On-demand services could be a flexible alternative for people commuting to a larger transport hub to catch another mode of transport. The service could also benefit older people who have no other means of transport or do not live in an area dense with public transport services.
In addition to this, on-demand services could assist older people who have been discharged from hospital and have no alternative affordable transport that takes them directly to their house. CPSA has identified that some people who fall out of scope of Patient Transport Services have to find expensive ways home from hospital. For patients who do not have any friends or family to drive them home, and are at a hospital that is not near public transport point-to-point transport can be too expensive. It is low income older people and Newstart Allowance recipients who find themselves in these situations. On-demand public transport could provide safe and affordable means of transport for people who need a way home from hospital.
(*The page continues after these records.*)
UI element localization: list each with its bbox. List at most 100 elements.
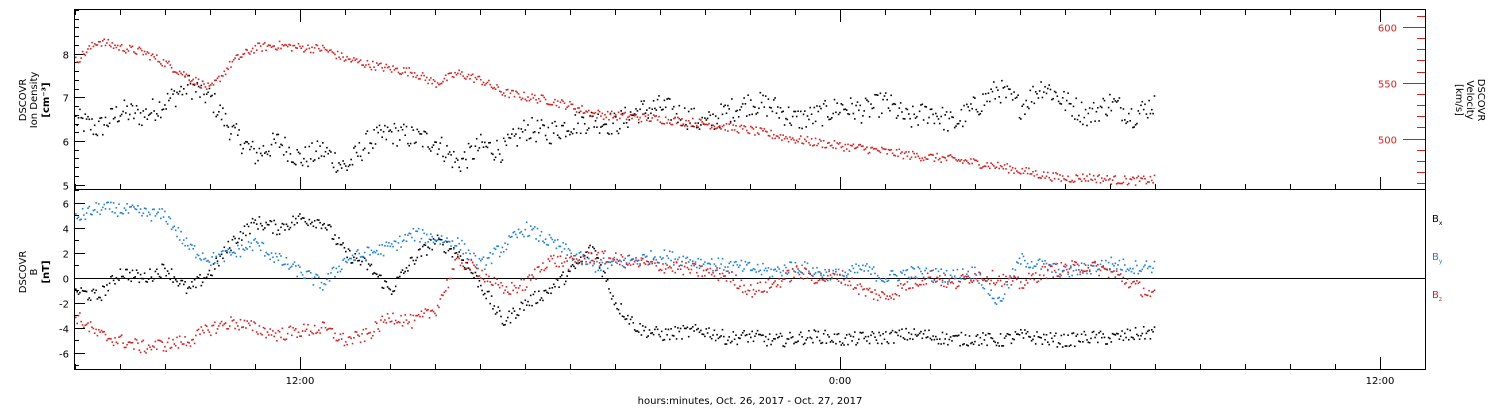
data-point-Bx [986,344,988,347]
data-point-By [673,264,675,266]
data-point-Bz [1124,283,1126,285]
data-point-Bx [528,304,531,307]
data-point-By [1129,267,1131,270]
data-point-Bz [497,284,500,286]
data-point-By [701,265,703,267]
data-point-Bx [130,280,132,283]
data-point-Bz [409,313,412,316]
data-point-velocity [243,52,246,55]
data-point-Bz [681,260,683,263]
data-point-Bx [768,333,771,335]
data-point-Bz [724,275,726,277]
data-point-density [608,133,610,135]
data-point-Bx [1005,335,1007,337]
data-point-Bx [859,331,861,334]
data-point-Bz [380,319,382,321]
data-point-Bx [502,324,505,326]
data-point-density [839,111,841,114]
data-point-Bx [586,256,589,259]
data-point-Bz [273,335,275,338]
data-point-velocity [223,70,226,73]
data-point-By [411,236,413,239]
data-point-Bz [220,320,223,323]
data-point-density [712,113,714,115]
data-point-velocity [490,86,493,88]
data-point-density [675,113,678,115]
data-point-Bx [76,291,78,293]
data-point-By [204,257,207,260]
data-point-By [288,268,290,270]
data-point-density [909,117,911,120]
data-point-Bx [750,336,752,339]
data-point-Bx [297,215,300,217]
data-point-Bx [851,340,853,342]
data-point-density [806,115,809,117]
data-point-Bz [1118,274,1121,276]
data-point-Bx [758,333,760,336]
data-point-density [403,123,405,126]
data-point-Bx [1084,334,1087,336]
data-point-Bz [467,258,470,261]
data-point-velocity [579,110,582,112]
data-point-Bx [527,300,529,303]
data-point-density [724,104,726,107]
data-point-Bx [741,332,744,334]
data-point-By [1068,275,1071,278]
data-point-Bx [313,220,316,222]
data-point-velocity [797,140,799,143]
data-point-density [654,107,656,110]
data-point-velocity [259,45,262,47]
data-point-By [210,264,212,267]
data-point-density [246,141,248,143]
data-point-velocity [650,120,652,122]
data-point-density [137,108,139,111]
data-point-velocity [1121,182,1123,185]
data-point-Bz [141,340,143,343]
data-point-density [991,90,994,93]
data-point-velocity [883,148,886,150]
data-point-density [1075,97,1077,100]
data-point-velocity [246,49,248,51]
data-point-By [207,259,209,262]
data-point-Bz [104,333,107,336]
data-point-By [538,240,540,242]
data-point-Bz [625,263,628,265]
data-point-Bx [606,278,609,281]
data-point-density [716,122,718,125]
data-point-By [1117,264,1119,266]
data-point-velocity [1115,183,1118,185]
data-point-velocity [891,152,894,155]
data-point-Bx [366,268,369,271]
data-point-density [431,146,433,149]
data-point-density [774,97,776,99]
data-point-Bz [228,325,231,327]
data-point-Bz [1029,278,1032,280]
data-point-Bx [856,342,859,344]
data-point-density [808,118,810,121]
data-point-By [879,278,882,280]
data-point-velocity [135,53,138,55]
data-point-Bx [1101,336,1103,339]
data-point-density [673,105,675,108]
data-point-By [482,256,485,258]
data-point-density [212,111,215,114]
data-point-By [451,240,454,242]
data-point-velocity [937,158,940,161]
data-point-Bz [598,262,601,264]
data-point-density [939,122,941,125]
data-point-Bx [914,333,917,336]
data-point-Bz [401,325,404,327]
data-point-Bx [831,339,833,342]
data-point-Bz [648,263,651,265]
data-point-density [1043,91,1045,93]
data-point-Bz [1006,281,1009,283]
data-point-By [650,250,652,252]
data-point-density [1153,95,1156,97]
data-point-density [644,112,647,114]
data-point-Bx [1045,334,1048,336]
data-point-Bz [448,277,451,280]
data-point-Bx [316,219,319,221]
data-point-Bz [791,268,794,270]
data-point-By [173,225,176,228]
data-point-density [868,116,871,118]
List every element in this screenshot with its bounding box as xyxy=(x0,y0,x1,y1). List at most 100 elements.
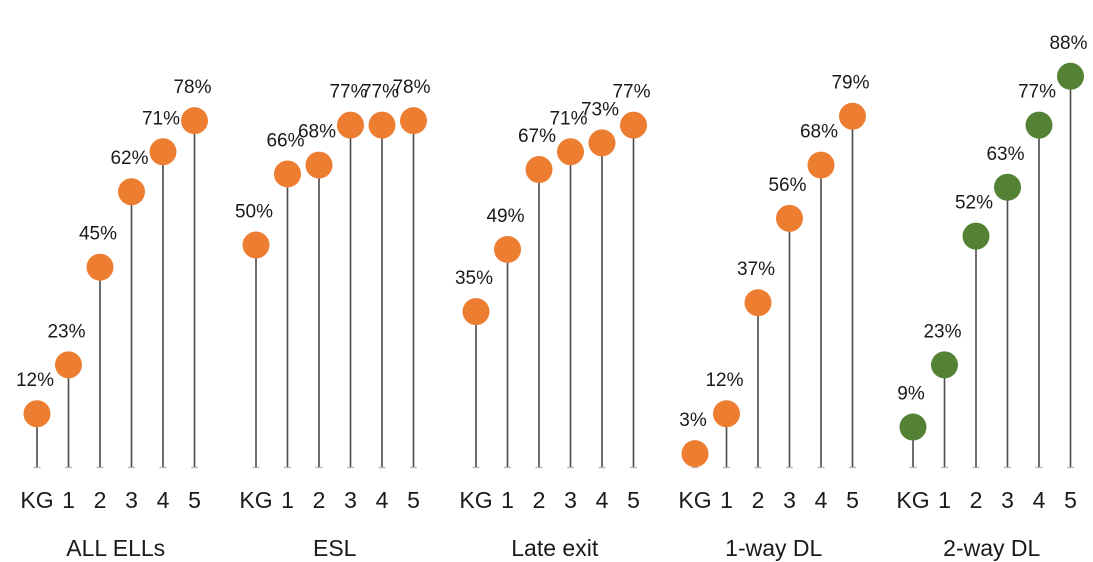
x-tick-label: 1 xyxy=(938,487,951,513)
x-tick-label: 3 xyxy=(1001,487,1014,513)
x-tick-label: KG xyxy=(678,487,711,513)
x-tick-label: 4 xyxy=(815,487,828,513)
x-tick-label: 1 xyxy=(720,487,733,513)
data-point xyxy=(776,204,803,232)
x-tick-label: KG xyxy=(459,487,492,513)
x-tick-label: 5 xyxy=(1064,487,1077,513)
group-4: 9% KG 23% 1 52% 2 63% 3 77% 4 88% 5 2-way DL xyxy=(896,33,1087,561)
data-point xyxy=(744,289,772,317)
x-tick-label: 5 xyxy=(846,487,859,513)
data-point xyxy=(1025,111,1053,139)
data-point xyxy=(899,413,927,441)
value-label: 52% xyxy=(955,193,993,214)
value-label: 71% xyxy=(549,108,587,129)
x-tick-label: 4 xyxy=(596,487,609,513)
value-label: 78% xyxy=(392,77,430,98)
x-tick-label: 2 xyxy=(313,487,326,513)
data-point xyxy=(839,102,866,130)
x-tick-label: 3 xyxy=(125,487,138,513)
group-label: 1-way DL xyxy=(725,535,822,561)
value-label: 77% xyxy=(1018,82,1056,103)
value-label: 35% xyxy=(455,268,493,289)
value-label: 23% xyxy=(47,321,85,342)
x-tick-label: 1 xyxy=(62,487,75,513)
data-point xyxy=(337,111,364,139)
x-tick-label: KG xyxy=(20,487,53,513)
value-label: 56% xyxy=(768,175,806,196)
x-tick-label: 5 xyxy=(407,487,420,513)
group-0: 12% KG 23% 1 45% 2 62% 3 71% 4 78% 5 ALL ELLs xyxy=(16,77,212,561)
x-tick-label: 5 xyxy=(188,487,201,513)
data-point xyxy=(368,111,396,139)
data-point xyxy=(681,440,709,468)
data-point xyxy=(149,138,177,166)
x-tick-label: KG xyxy=(896,487,929,513)
data-point xyxy=(400,107,427,135)
value-label: 23% xyxy=(923,321,961,342)
x-tick-label: 4 xyxy=(376,487,389,513)
x-tick-label: 3 xyxy=(783,487,796,513)
data-point xyxy=(557,138,584,166)
x-tick-label: 2 xyxy=(752,487,765,513)
value-label: 88% xyxy=(1049,33,1087,54)
x-tick-label: 2 xyxy=(94,487,107,513)
value-label: 12% xyxy=(705,370,743,391)
value-label: 37% xyxy=(737,259,775,280)
value-label: 77% xyxy=(361,82,399,103)
data-point xyxy=(994,173,1021,201)
value-label: 62% xyxy=(110,148,148,169)
value-label: 9% xyxy=(897,384,925,405)
value-label: 50% xyxy=(235,202,273,223)
data-point xyxy=(274,160,301,188)
data-point xyxy=(181,107,208,135)
value-label: 12% xyxy=(16,370,54,391)
value-label: 63% xyxy=(986,144,1024,165)
data-point xyxy=(620,111,647,139)
value-label: 45% xyxy=(79,224,117,245)
value-label: 78% xyxy=(173,77,211,98)
value-label: 77% xyxy=(612,82,650,103)
group-1: 50% KG 66% 1 68% 2 77% 3 77% 4 78% 5 ESL xyxy=(235,77,431,561)
value-label: 3% xyxy=(679,410,707,431)
x-tick-label: KG xyxy=(239,487,272,513)
x-tick-label: 3 xyxy=(344,487,357,513)
data-point xyxy=(1057,62,1084,90)
group-label: ALL ELLs xyxy=(66,535,165,561)
value-label: 79% xyxy=(831,73,869,94)
data-point xyxy=(242,231,270,259)
x-tick-label: 1 xyxy=(281,487,294,513)
x-tick-label: 4 xyxy=(157,487,170,513)
data-point xyxy=(55,351,82,379)
group-label: ESL xyxy=(313,535,357,561)
value-label: 68% xyxy=(298,122,336,143)
x-tick-label: 3 xyxy=(564,487,577,513)
x-tick-label: 5 xyxy=(627,487,640,513)
data-point xyxy=(86,253,114,281)
data-point xyxy=(118,178,145,206)
group-2: 35% KG 49% 1 67% 2 71% 3 73% 4 77% 5 Late exit xyxy=(455,82,651,561)
data-point xyxy=(713,400,740,428)
data-point xyxy=(588,129,616,157)
value-label: 73% xyxy=(581,99,619,120)
value-label: 49% xyxy=(486,206,524,227)
value-label: 67% xyxy=(518,126,556,147)
data-point xyxy=(931,351,958,379)
x-tick-label: 2 xyxy=(533,487,546,513)
group-3: 3% KG 12% 1 37% 2 56% 3 68% 4 79% 5 1-way DL xyxy=(678,73,869,561)
value-label: 66% xyxy=(266,130,304,151)
data-point xyxy=(807,151,835,179)
group-label: 2-way DL xyxy=(943,535,1040,561)
data-point xyxy=(962,222,990,250)
value-label: 77% xyxy=(329,82,367,103)
data-point xyxy=(525,156,553,184)
value-label: 71% xyxy=(142,108,180,129)
data-point xyxy=(494,235,521,263)
group-label: Late exit xyxy=(511,535,599,561)
x-tick-label: 1 xyxy=(501,487,514,513)
data-point xyxy=(462,298,490,326)
data-point xyxy=(305,151,333,179)
x-tick-label: 2 xyxy=(970,487,983,513)
value-label: 68% xyxy=(800,122,838,143)
x-tick-label: 4 xyxy=(1033,487,1046,513)
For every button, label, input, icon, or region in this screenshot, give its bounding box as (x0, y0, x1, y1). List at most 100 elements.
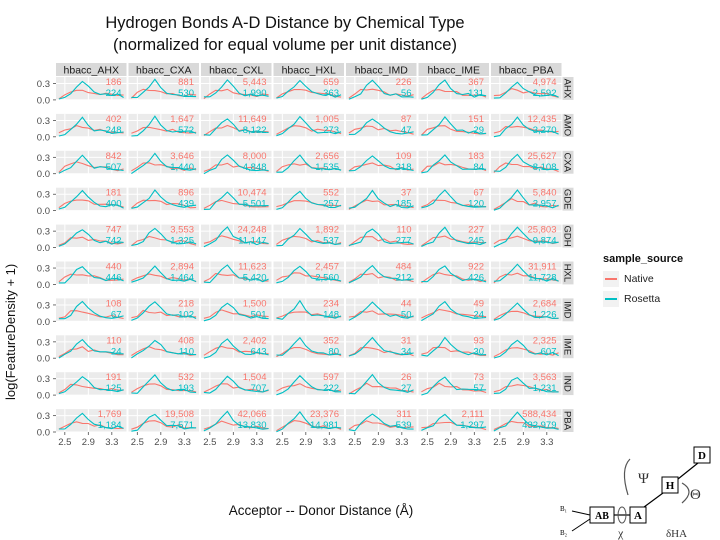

13. How much would you be willing to pay for on-demand services?
In order for the service to be appealing to older people and Newstart Allowance recipients it must be more affordable than other point-to-point services and use a simple payment method. Allowing on-demand services to be paid by OpalPay and incorporating the service into single fare for one journey would increase affordability and convenience, and in turn attract people to the service.
Incorporating the on-demand services as part of the Gold Opal cap would make the service very appealing to pensioners who can greatly benefit from this service.


Recommendation 1: That public transport fares charge customers a single fare for a journey.


Recommendation 2: That on-demand services are incorporated into an Opal single fare.


Recommendation 3: That a new Opal Card is created for people on Newstart Allowances. That the proposed Opal Card charges the same fare as the Gold Opal Card. And that all Newstart Allowance recipients are eligible for the card, even if they receive a part Newstart Allowance.